Google makes good on promise to remove some Symantec PKI certificates

I was updating some online passwords this week when I ran across the following digital certificate error when trying to access my cable provider’s website, brighthouse.com, using Google Chrome:

Google

Over the last few years digital certificate errors have gotten less common. This one intrigued me for a bunch of reasons, not the least of which was that the certificate involved in the error was being used by a fairly big company and not some mom-and-pop shop that might not know their computer security from a hole in the ground.

I immediately clicked on the “Not secure” label preceding the offending URL to examine the digital certificate in more detail to see if I could figure where the error was. I’ve been doing public key infrastructure (PKI) and digital certificates for over 20 years. I like to figure out the errors myself, to see who made what goof.

Google’s own research has shown that the more a person knows about PKI and digital certificates, the more likely they are to ignore digital certificate errors and proceed to websites with digital certificate errors (which could be a bad move). For a few years this led to Google and Microsoft both providing less digital certificate information when a digital certificate error was encountered. Luckily, both companies seem to have reversed course and will let us digital certificate nerds do more detailed inspection when we feel motivated to do so.

So, I opened up and examined the offending digital certificate. Here’s some of what I saw:

Google

In a nutshell, I could find no errors or mistakes — at least none readily identifiable. It was using SHA256 (not SHA1). It had a 2048-bit RSA key (not 1024-bits). The subject, *.brighthouse.com, was correct for the website page I was viewing, and also re-entered under the subject alternative name (SAN) field. Most of the certificate errors I see are made in the subject or SAN fields, as they are linked to the URL domain name, but I couldn’t find any easy-to-identify errors. It perplexed me.

So, I quickly opened it up in Microsoft Edge, and the website and certificate displayed without error. In Edge, I opened the digital certificate, examined the serial number and thumbprint values, and compared them to the digital certificate in Google Chrome. They matched. Same certificate, but for some reason Chrome wasn’t liking it. I closed Edge and swapped back to Chrome.

Then I did what I should have done in the first place. I slowed down and read the actual error message that Chrome displayed:

Google

There, I saw the only clue I needed. The error message said NET:: ERR_CERT_SYMANTEC_LEGACY. That’s right. Last year Google went to war with Symantec over a bunch of purported issues, including the fact that Symantec, through one or more of its PKI businesses (VeriSign, Thawte, GeoTrust, RapidSSL, etc.) issued certificates containing Google domain names to entities not belonging to Google.

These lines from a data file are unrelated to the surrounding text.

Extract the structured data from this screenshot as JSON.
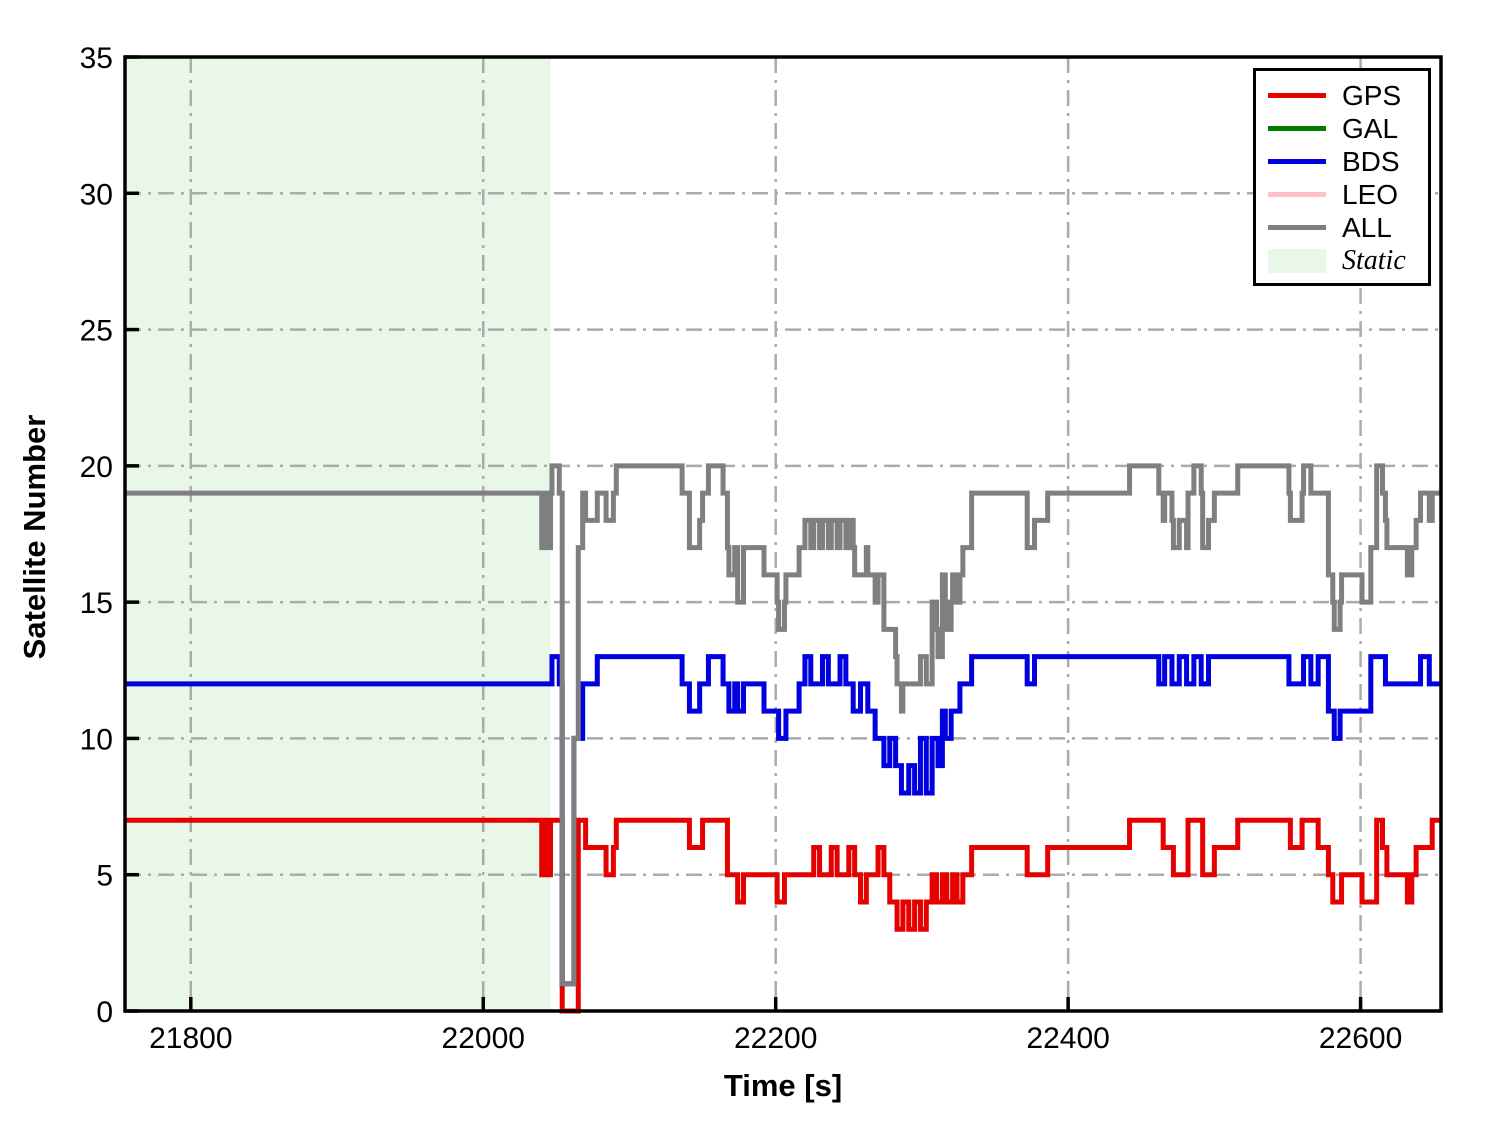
{
  "chart_data": {
    "type": "line",
    "title": "",
    "xlabel": "Time [s]",
    "ylabel": "Satellite Number",
    "xlim": [
      21755,
      22655
    ],
    "ylim": [
      0,
      35
    ],
    "x_ticks": [
      21800,
      22000,
      22200,
      22400,
      22600
    ],
    "y_ticks": [
      0,
      5,
      10,
      15,
      20,
      25,
      30,
      35
    ],
    "grid": {
      "style": "dash-dot",
      "color": "#ababab",
      "vertical": true,
      "horizontal": true
    },
    "legend_position": "upper-right",
    "interpolation": "step-post",
    "static_region": {
      "label": "Static",
      "t_start": 21755,
      "t_end": 22046,
      "fill": "#e9f7e9"
    },
    "series": [
      {
        "name": "GPS",
        "color": "#e60000",
        "breakpoints": [
          [
            21755,
            7
          ],
          [
            22040,
            5
          ],
          [
            22042,
            7
          ],
          [
            22044,
            5
          ],
          [
            22046,
            7
          ],
          [
            22054,
            0
          ],
          [
            22065,
            7
          ],
          [
            22070,
            6
          ],
          [
            22084,
            5
          ],
          [
            22089,
            6
          ],
          [
            22091,
            7
          ],
          [
            22141,
            6
          ],
          [
            22150,
            7
          ],
          [
            22167,
            5
          ],
          [
            22174,
            4
          ],
          [
            22178,
            5
          ],
          [
            22201,
            4
          ],
          [
            22206,
            5
          ],
          [
            22226,
            6
          ],
          [
            22230,
            5
          ],
          [
            22238,
            6
          ],
          [
            22242,
            5
          ],
          [
            22250,
            6
          ],
          [
            22254,
            5
          ],
          [
            22258,
            4
          ],
          [
            22262,
            5
          ],
          [
            22270,
            6
          ],
          [
            22274,
            5
          ],
          [
            22278,
            4
          ],
          [
            22283,
            3
          ],
          [
            22287,
            4
          ],
          [
            22291,
            3
          ],
          [
            22295,
            4
          ],
          [
            22299,
            3
          ],
          [
            22303,
            4
          ],
          [
            22307,
            5
          ],
          [
            22310,
            4
          ],
          [
            22314,
            5
          ],
          [
            22317,
            4
          ],
          [
            22321,
            5
          ],
          [
            22324,
            4
          ],
          [
            22328,
            5
          ],
          [
            22334,
            6
          ],
          [
            22372,
            5
          ],
          [
            22386,
            6
          ],
          [
            22442,
            7
          ],
          [
            22465,
            6
          ],
          [
            22472,
            5
          ],
          [
            22482,
            7
          ],
          [
            22492,
            5
          ],
          [
            22500,
            6
          ],
          [
            22516,
            7
          ],
          [
            22552,
            6
          ],
          [
            22560,
            7
          ],
          [
            22571,
            6
          ],
          [
            22578,
            5
          ],
          [
            22581,
            4
          ],
          [
            22587,
            5
          ],
          [
            22601,
            4
          ],
          [
            22611,
            7
          ],
          [
            22615,
            6
          ],
          [
            22618,
            5
          ],
          [
            22632,
            4
          ],
          [
            22635,
            5
          ],
          [
            22638,
            6
          ],
          [
            22649,
            7
          ]
        ]
      },
      {
        "name": "GAL",
        "color": "#007d00",
        "breakpoints": []
      },
      {
        "name": "BDS",
        "color": "#0000e0",
        "breakpoints": [
          [
            21755,
            12
          ],
          [
            22047,
            13
          ],
          [
            22052,
            12
          ],
          [
            22054,
            1
          ],
          [
            22062,
            10
          ],
          [
            22068,
            12
          ],
          [
            22078,
            13
          ],
          [
            22136,
            12
          ],
          [
            22141,
            11
          ],
          [
            22148,
            12
          ],
          [
            22154,
            13
          ],
          [
            22164,
            12
          ],
          [
            22168,
            11
          ],
          [
            22172,
            12
          ],
          [
            22174,
            11
          ],
          [
            22178,
            12
          ],
          [
            22192,
            11
          ],
          [
            22202,
            10
          ],
          [
            22207,
            11
          ],
          [
            22216,
            12
          ],
          [
            22220,
            13
          ],
          [
            22224,
            12
          ],
          [
            22232,
            13
          ],
          [
            22236,
            12
          ],
          [
            22244,
            13
          ],
          [
            22248,
            12
          ],
          [
            22253,
            11
          ],
          [
            22258,
            12
          ],
          [
            22263,
            11
          ],
          [
            22268,
            10
          ],
          [
            22274,
            9
          ],
          [
            22278,
            10
          ],
          [
            22282,
            9
          ],
          [
            22286,
            8
          ],
          [
            22291,
            9
          ],
          [
            22295,
            8
          ],
          [
            22299,
            10
          ],
          [
            22303,
            8
          ],
          [
            22307,
            10
          ],
          [
            22311,
            9
          ],
          [
            22314,
            11
          ],
          [
            22316,
            10
          ],
          [
            22320,
            11
          ],
          [
            22326,
            12
          ],
          [
            22334,
            13
          ],
          [
            22372,
            12
          ],
          [
            22377,
            13
          ],
          [
            22462,
            12
          ],
          [
            22466,
            13
          ],
          [
            22471,
            12
          ],
          [
            22476,
            13
          ],
          [
            22481,
            12
          ],
          [
            22486,
            13
          ],
          [
            22491,
            12
          ],
          [
            22496,
            13
          ],
          [
            22551,
            12
          ],
          [
            22561,
            13
          ],
          [
            22566,
            12
          ],
          [
            22571,
            13
          ],
          [
            22578,
            11
          ],
          [
            22582,
            10
          ],
          [
            22586,
            11
          ],
          [
            22607,
            13
          ],
          [
            22617,
            12
          ],
          [
            22641,
            13
          ],
          [
            22647,
            12
          ]
        ]
      },
      {
        "name": "LEO",
        "color": "#ffc0cb",
        "breakpoints": []
      },
      {
        "name": "ALL",
        "color": "#7f7f7f",
        "sum_of": [
          "GPS",
          "BDS"
        ]
      }
    ]
  },
  "legend": {
    "items": [
      {
        "label": "GPS",
        "kind": "line",
        "color": "#e60000"
      },
      {
        "label": "GAL",
        "kind": "line",
        "color": "#007d00"
      },
      {
        "label": "BDS",
        "kind": "line",
        "color": "#0000e0"
      },
      {
        "label": "LEO",
        "kind": "line",
        "color": "#ffc0cb"
      },
      {
        "label": "ALL",
        "kind": "line",
        "color": "#7f7f7f"
      },
      {
        "label": "Static",
        "kind": "patch",
        "color": "#e9f7e9"
      }
    ]
  }
}
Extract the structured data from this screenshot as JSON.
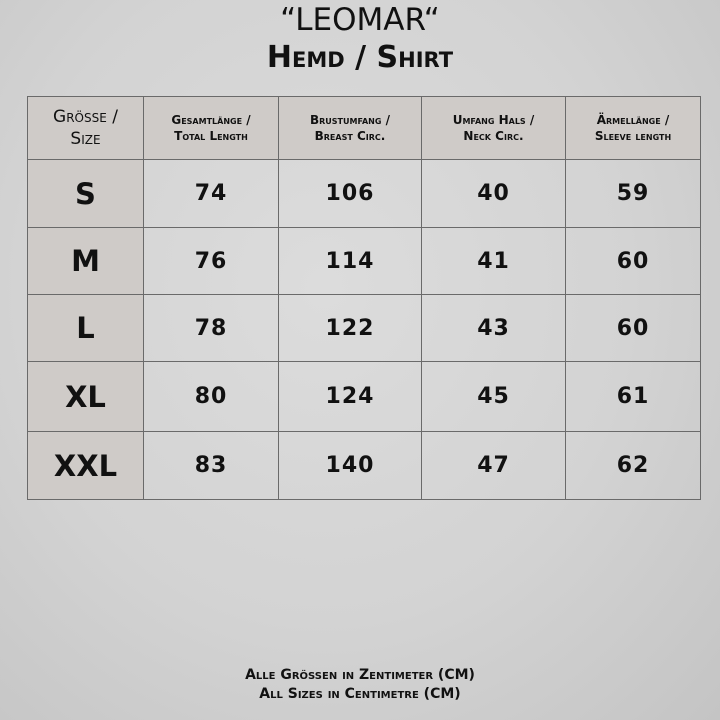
{
  "title": "“LEOMAR“",
  "subtitle": "Hemd / Shirt",
  "table": {
    "headers": [
      {
        "line1": "Grösse /",
        "line2": "Size"
      },
      {
        "line1": "Gesamtlänge /",
        "line2": "Total Length"
      },
      {
        "line1": "Brustumfang /",
        "line2": "Breast Circ."
      },
      {
        "line1": "Umfang Hals /",
        "line2": "Neck Circ."
      },
      {
        "line1": "Ärmellänge /",
        "line2": "Sleeve length"
      }
    ],
    "rows": [
      {
        "size": "S",
        "values": [
          "74",
          "106",
          "40",
          "59"
        ]
      },
      {
        "size": "M",
        "values": [
          "76",
          "114",
          "41",
          "60"
        ]
      },
      {
        "size": "L",
        "values": [
          "78",
          "122",
          "43",
          "60"
        ]
      },
      {
        "size": "XL",
        "values": [
          "80",
          "124",
          "45",
          "61"
        ]
      },
      {
        "size": "XXL",
        "values": [
          "83",
          "140",
          "47",
          "62"
        ]
      }
    ]
  },
  "footer": {
    "line1": "Alle Grössen in Zentimeter (CM)",
    "line2": "All Sizes in Centimetre (CM)"
  }
}
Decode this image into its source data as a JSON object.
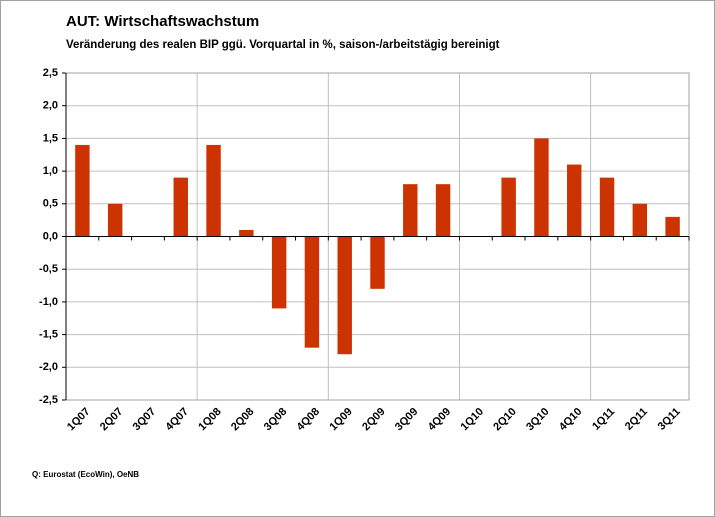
{
  "chart_data": {
    "type": "bar",
    "title": "AUT: Wirtschaftswachstum",
    "subtitle": "Veränderung des realen BIP ggü. Vorquartal in %, saison-/arbeitstägig bereinigt",
    "source": "Q: Eurostat (EcoWin), OeNB",
    "categories": [
      "1Q07",
      "2Q07",
      "3Q07",
      "4Q07",
      "1Q08",
      "2Q08",
      "3Q08",
      "4Q08",
      "1Q09",
      "2Q09",
      "3Q09",
      "4Q09",
      "1Q10",
      "2Q10",
      "3Q10",
      "4Q10",
      "1Q11",
      "2Q11",
      "3Q11"
    ],
    "values": [
      1.4,
      0.5,
      0,
      0.9,
      1.4,
      0.1,
      -1.1,
      -1.7,
      -1.8,
      -0.8,
      0.8,
      0.8,
      0,
      0.9,
      1.5,
      1.1,
      0.9,
      0.5,
      0.3
    ],
    "color": "#cc3300",
    "ylim": [
      -2.5,
      2.5
    ],
    "yticks": [
      {
        "value": -2.5,
        "label": "-2,5"
      },
      {
        "value": -2,
        "label": "-2,0"
      },
      {
        "value": -1.5,
        "label": "-1,5"
      },
      {
        "value": -1,
        "label": "-1,0"
      },
      {
        "value": -0.5,
        "label": "-0,5"
      },
      {
        "value": 0,
        "label": "0,0"
      },
      {
        "value": 0.5,
        "label": "0,5"
      },
      {
        "value": 1,
        "label": "1,0"
      },
      {
        "value": 1.5,
        "label": "1,5"
      },
      {
        "value": 2,
        "label": "2,0"
      },
      {
        "value": 2.5,
        "label": "2,5"
      }
    ],
    "grid": true
  }
}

This was a pretty big deal in the computer security world last year. I expected the phrase, “Them’s fighting words,” to be said before revolvers were pulled. Ultimately, Google decided that they could no longer trust Symantec or any digital certificate Symantec issues, and they were going to, among many other actions, invalidate all Symantec-issued certificates very soon. This panicked much of the world because tens of millions, if not hundreds of millions, of public certs issued under the Symantec PKI arms would be involved. Google’s move could cause millions of otherwise trusted and beloved websites to start erroring out.

Google, after consulting with much of the industry, including the respected CA/Browser Forum public PKI standards group, decided to delay and phase in the invalidations over more time.

Well, that time is here.

Google has explained some of the timeline and how the impact was phased in over varying Chrome versions. Turns out not all the big companies who should have gotten their certificates updated before now have done so. Well, all the complaining customers and executives will probably get that rectified in short order.

Although I and many others think this part of Google’s solution was ham-fisted, I respect Google’s right to determine the safety of its own products and in erring on the side of safety. I do wish the error message was a bit more informative. It would have been great if the messaging was a little less “hackers are attacking you” and more of “The company you are connecting to is using an invalid digital certificate, click here for more details.” Not sure why warning messages provide so little useful information to the casual viewer. Perhaps that’s why my initial reaction was to gloss over the warning message and to start looking for the details on my own.

All of this is to say, if you use Google Chrome, expect a rise in digital certificate errors. If you see the Symantec_Legacy part of the warning message, you’ll know what it’s about.